Aloha Fam! This has been quite the week in the self-finding journey and the dealing with crap journey. Some good things happened and some bad things happened. It's been interesting how it's been evened out lately.
First off, someone paid for our lunch at Costco. Thank the church members of Boise Idaho x1000000 (lol I always write about someone paying for the foods). Also we discovered AMITY and I love it up there - so full of grass and dirt and real stuff.
Second, something I really learned this week was the importance of asking good questions. Something Hermana Allen always did in lessons was stop, listen, and ask really good questions to our investigators. As I've been a missionary, I've been confused about a lot of things - I'm always confused about what's going on in the Book of Mormon, in my studies sometimes I have no idea what's going on in what I'm reading, and at District Meetings, other missionaries are talking about an experience and I'm like whoa - that's a thing? SO - I've learned that if you're confused, just ASK. I wish I would have done this more while I was growing up, because all you have to do is ask! I remember always sitting in Sunday School and in Seminary and it seemed like everyone else knew exactly what was going on, so I was toooooo shaaaaame to ask any questions. THIS IS THE WORST. You should always feel free to ask and it's a part of the learning process.
I've been really homesick this week, and I can't figure out why. It's been really weird - should get easier as you get further in, right? I guess not. Something that Aunty Sarah wrote in a letter to me really stood out, and I remembered some important things.
"Calm down and remember that God's got all of this. All of it is in His hands."
As I knelt at my bedside and prayed this week, I just cried. I cried because for some reason, I didn't want to be here. And I don't know why - I love these people! I love Idaho! I love Boise! But there is this weight in my heart that I hate. But I remembered that Jesus Christ knows how it feels to be homesick - he knows what it's like to just want to eat breakfast with my Dad and to just want to laugh with my Sister. He knows what it's like to be frustrated and to be sad. This is what we teach as missionaries. This is the power of the Atonement of Jesus Christ. "All of it is in His Hands." And so when we come across these rocks in our hike, He helps us get around them and jump over them and throw them out of the way.

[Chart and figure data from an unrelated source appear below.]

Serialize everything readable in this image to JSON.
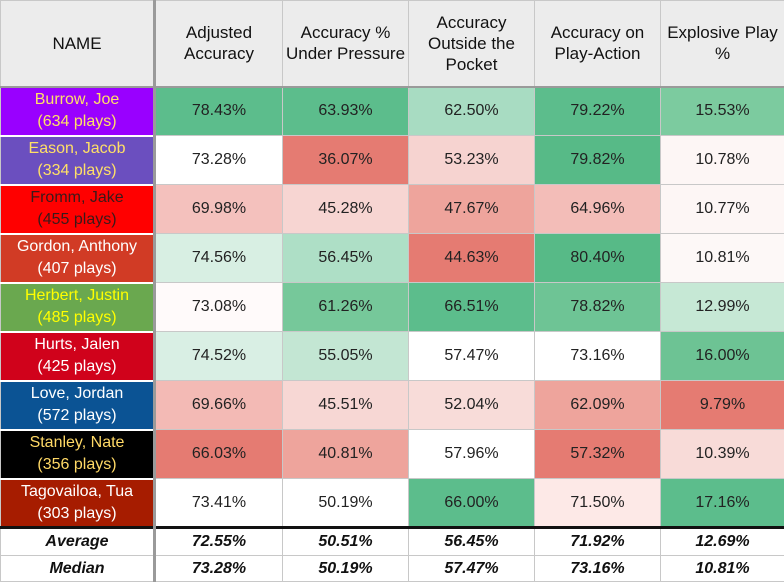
{
  "table": {
    "headers": [
      "NAME",
      "Adjusted Accuracy",
      "Accuracy % Under Pressure",
      "Accuracy Outside the Pocket",
      "Accuracy on Play-Action",
      "Explosive Play %"
    ],
    "rows": [
      {
        "name": "Burrow, Joe",
        "plays": "(634 plays)",
        "name_bg": "#9900ff",
        "name_color": "#ffe066",
        "values": [
          "78.43%",
          "63.93%",
          "62.50%",
          "79.22%",
          "15.53%"
        ],
        "cell_colors": [
          "#5cbd8c",
          "#5cbd8c",
          "#a8dcc2",
          "#5cbd8c",
          "#7ccb9f"
        ]
      },
      {
        "name": "Eason, Jacob",
        "plays": "(334 plays)",
        "name_bg": "#6b4fbf",
        "name_color": "#ffe066",
        "values": [
          "73.28%",
          "36.07%",
          "53.23%",
          "79.82%",
          "10.78%"
        ],
        "cell_colors": [
          "#ffffff",
          "#e57b72",
          "#f6d3d0",
          "#57ba87",
          "#fdf6f5"
        ]
      },
      {
        "name": "Fromm, Jake",
        "plays": "(455 plays)",
        "name_bg": "#ff0000",
        "name_color": "#3a1a1a",
        "values": [
          "69.98%",
          "45.28%",
          "47.67%",
          "64.96%",
          "10.77%"
        ],
        "cell_colors": [
          "#f4c1bd",
          "#f7d5d2",
          "#eea49c",
          "#f3bdb8",
          "#fdf6f5"
        ]
      },
      {
        "name": "Gordon, Anthony",
        "plays": "(407 plays)",
        "name_bg": "#d13b25",
        "name_color": "#ffffff",
        "values": [
          "74.56%",
          "56.45%",
          "44.63%",
          "80.40%",
          "10.81%"
        ],
        "cell_colors": [
          "#d8efe3",
          "#aedfc6",
          "#e57b72",
          "#57ba87",
          "#fdf8f7"
        ]
      },
      {
        "name": "Herbert, Justin",
        "plays": "(485 plays)",
        "name_bg": "#6aa84f",
        "name_color": "#ffff00",
        "values": [
          "73.08%",
          "61.26%",
          "66.51%",
          "78.82%",
          "12.99%"
        ],
        "cell_colors": [
          "#fffafa",
          "#76c89a",
          "#5cbd8c",
          "#6ec495",
          "#c6e8d5"
        ]
      },
      {
        "name": "Hurts, Jalen",
        "plays": "(425 plays)",
        "name_bg": "#d0021b",
        "name_color": "#ffffff",
        "values": [
          "74.52%",
          "55.05%",
          "57.47%",
          "73.16%",
          "16.00%"
        ],
        "cell_colors": [
          "#d9efe4",
          "#c3e6d3",
          "#ffffff",
          "#ffffff",
          "#6dc394"
        ]
      },
      {
        "name": "Love, Jordan",
        "plays": "(572 plays)",
        "name_bg": "#0b5394",
        "name_color": "#ffffff",
        "values": [
          "69.66%",
          "45.51%",
          "52.04%",
          "62.09%",
          "9.79%"
        ],
        "cell_colors": [
          "#f3bab5",
          "#f7d7d4",
          "#f8dcd9",
          "#eea49c",
          "#e57b72"
        ]
      },
      {
        "name": "Stanley, Nate",
        "plays": "(356 plays)",
        "name_bg": "#000000",
        "name_color": "#ffd966",
        "values": [
          "66.03%",
          "40.81%",
          "57.96%",
          "57.32%",
          "10.39%"
        ],
        "cell_colors": [
          "#e57b72",
          "#eea49c",
          "#ffffff",
          "#e57b72",
          "#f8dbd8"
        ]
      },
      {
        "name": "Tagovailoa, Tua",
        "plays": "(303 plays)",
        "name_bg": "#a61c00",
        "name_color": "#ffffff",
        "values": [
          "73.41%",
          "50.19%",
          "66.00%",
          "71.50%",
          "17.16%"
        ],
        "cell_colors": [
          "#ffffff",
          "#ffffff",
          "#5cbd8c",
          "#fde9e7",
          "#5cbd8c"
        ]
      }
    ],
    "summary": [
      {
        "label": "Average",
        "values": [
          "72.55%",
          "50.51%",
          "56.45%",
          "71.92%",
          "12.69%"
        ]
      },
      {
        "label": "Median",
        "values": [
          "73.28%",
          "50.19%",
          "57.47%",
          "73.16%",
          "10.81%"
        ]
      }
    ]
  },
  "chart_data": {
    "type": "table",
    "columns": [
      "NAME",
      "Adjusted Accuracy",
      "Accuracy % Under Pressure",
      "Accuracy Outside the Pocket",
      "Accuracy on Play-Action",
      "Explosive Play %"
    ],
    "rows": [
      [
        "Burrow, Joe (634 plays)",
        78.43,
        63.93,
        62.5,
        79.22,
        15.53
      ],
      [
        "Eason, Jacob (334 plays)",
        73.28,
        36.07,
        53.23,
        79.82,
        10.78
      ],
      [
        "Fromm, Jake (455 plays)",
        69.98,
        45.28,
        47.67,
        64.96,
        10.77
      ],
      [
        "Gordon, Anthony (407 plays)",
        74.56,
        56.45,
        44.63,
        80.4,
        10.81
      ],
      [
        "Herbert, Justin (485 plays)",
        73.08,
        61.26,
        66.51,
        78.82,
        12.99
      ],
      [
        "Hurts, Jalen (425 plays)",
        74.52,
        55.05,
        57.47,
        73.16,
        16.0
      ],
      [
        "Love, Jordan (572 plays)",
        69.66,
        45.51,
        52.04,
        62.09,
        9.79
      ],
      [
        "Stanley, Nate (356 plays)",
        66.03,
        40.81,
        57.96,
        57.32,
        10.39
      ],
      [
        "Tagovailoa, Tua (303 plays)",
        73.41,
        50.19,
        66.0,
        71.5,
        17.16
      ]
    ],
    "summary_rows": [
      [
        "Average",
        72.55,
        50.51,
        56.45,
        71.92,
        12.69
      ],
      [
        "Median",
        73.28,
        50.19,
        57.47,
        73.16,
        10.81
      ]
    ]
  }
}
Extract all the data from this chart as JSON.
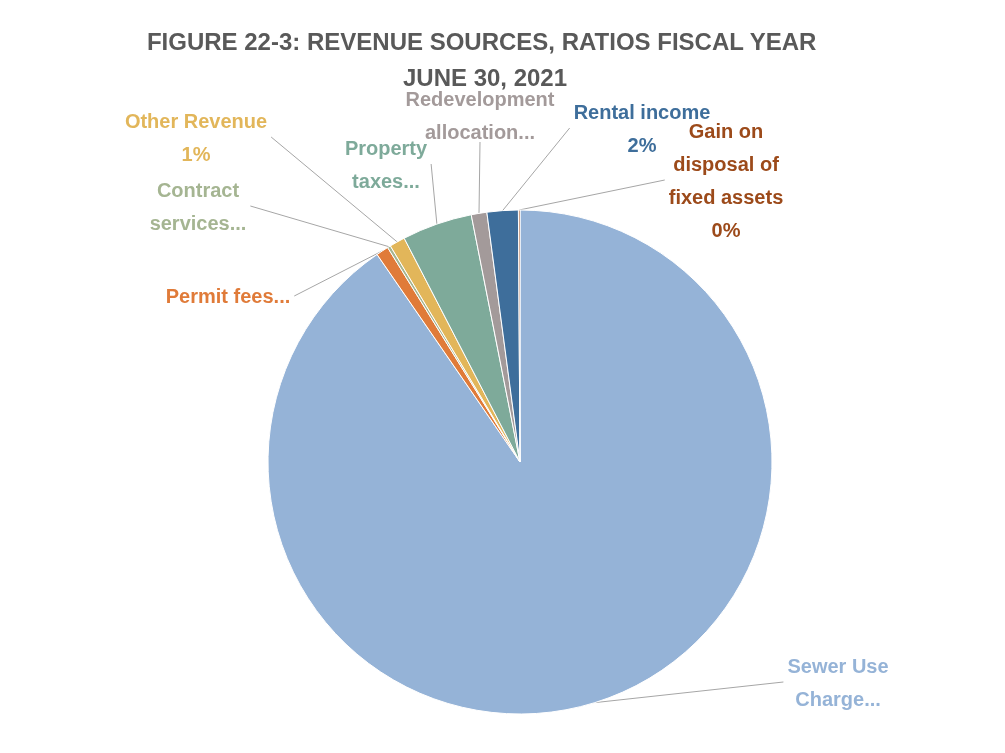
{
  "chart_data": {
    "type": "pie",
    "title": "FIGURE 22-3: REVENUE SOURCES, RATIOS FISCAL YEAR JUNE 30, 2021",
    "categories": [
      "Sewer Use Charge...",
      "Permit fees...",
      "Contract services...",
      "Other Revenue",
      "Property taxes...",
      "Redevelopment allocation...",
      "Rental income",
      "Gain on disposal of fixed assets"
    ],
    "values": [
      90.4,
      0.8,
      0.2,
      1,
      4.5,
      1,
      2,
      0.1
    ],
    "value_labels": [
      null,
      null,
      null,
      "1%",
      null,
      null,
      "2%",
      "0%"
    ],
    "colors": [
      "#95b3d7",
      "#e07b39",
      "#a5b592",
      "#e2b65a",
      "#7eaa9a",
      "#a39a9a",
      "#3e6e9b",
      "#9c4a1a"
    ],
    "legend": false
  }
}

I hope everyone's doing cherrehhhhh. I love you all! I remembered this week all of the support and love I have back home and in other parts of the world - I am inspired by you and the people around me and who have been a part of my life have helped me more than they know. Let me know if you need anything! If you love me, shoot me an email! Tell me about your life!
Keep smiling, keep laughing, keep juicing. lol.
Lots of love & goob foods,
Hermana Elkington
P.S. For breakfast this morning I ate a bowl of oatmeal with a can of root beer and realized that I am a combination of my Mom and Dad in one person. Lol.